菊地:こんな小さな役でオファーして失礼ではないだろうかと、ドキドキしながらダメ元でお願いしました。それぞれの役は出演シーンがごく短い役ではあるものの、登場した瞬間に印象を観客に焼きつけたいという思いがありました。小松さんや片桐さんは大ベテランですし、そこにいるだけで存在感のあるキャラクターをお持ちの俳優さんたちなので、そこに賭けてみたかった。僕の中ではそれぞれ大事な役で、そのポイントポイントが効かないと話全体が輝かないと思っていたので、引き受けていただけたら嬉しいなと、おそるおそるオファーした感じですね。


 小松さんとは、僕が助監督時代に黒沢清監督の『岸辺の旅』でご一緒していて、その時の存在感が素晴らしかった。片桐さんともこの作品の直前にキネカ大森の先付ショートムービー『もぎりさん』(全6話中の4~6話。1~3話は大九明子監督)でご一緒していて、いつか長編にも出ていただきたいなと思っていました。
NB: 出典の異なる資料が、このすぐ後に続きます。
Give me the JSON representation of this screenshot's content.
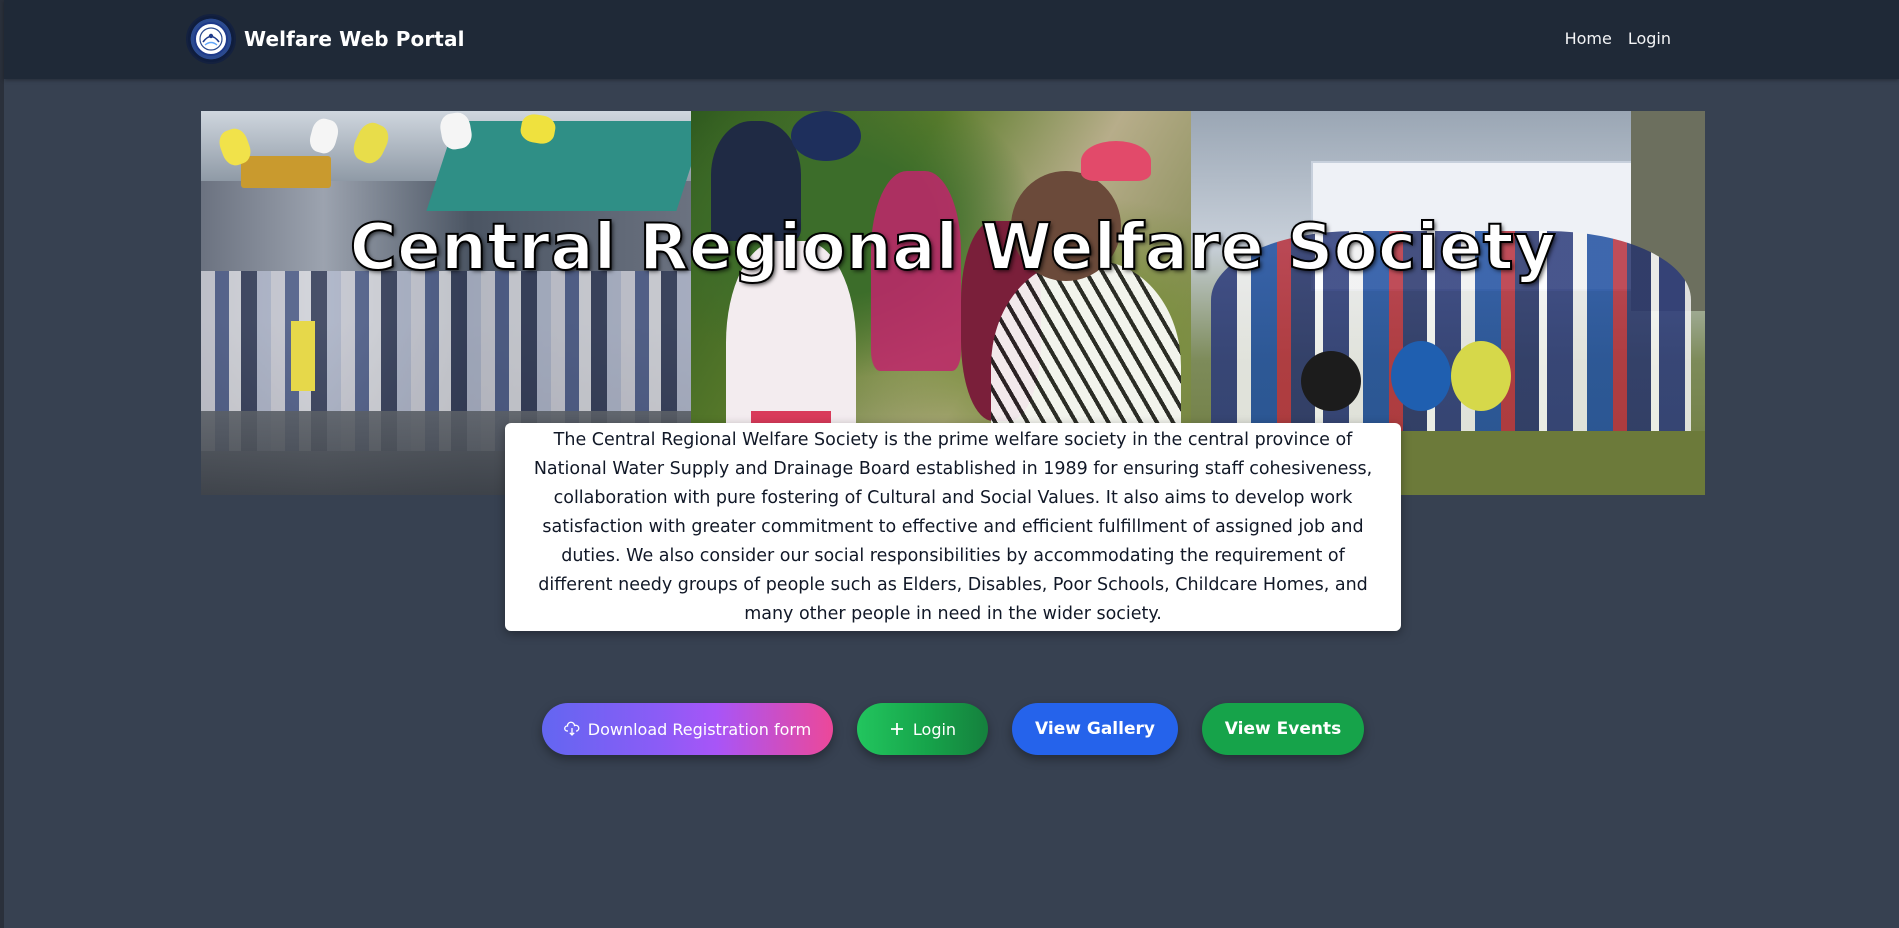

本作でみどりという役を作っている時に、これはもう片桐さんしかいないなと。立っている時のシルエットに観客の目が間違いなく行きますから。引き受けていただいた時点で、みどりは間違いなく魅力的な役になると確信しました。




Q:片桐さんの台詞は挨拶しかないのですが、挨拶の描写の積み重ねだけで道太郎と地域との関わりの変化が表現されています。また、パントマイムのような美しい雨のシーンでも片桐さんが効いていましたね。


菊地:今回の映画で主人公たちの住んでいる地域を客観的な視点で見ることができる存在を出したいと思い、それがみどりという役を作った一番大きな理由です。そのなかで、言葉少なくてもいろんなことを表現するという期待にしっかり応えていただきましたね。道太郎とみどりの雨のシーンでは、実はもっと寄ったサイズでも撮影していました。見比べたところ、ひいたサイズでも、草刈さんは後ろ姿で見事に心情を表現されていて、片桐さんのほうも無言のしぐさと佇まいだけで表現したいことを豊かに伝えていたので、寄りのショットはあえて使いませんでした。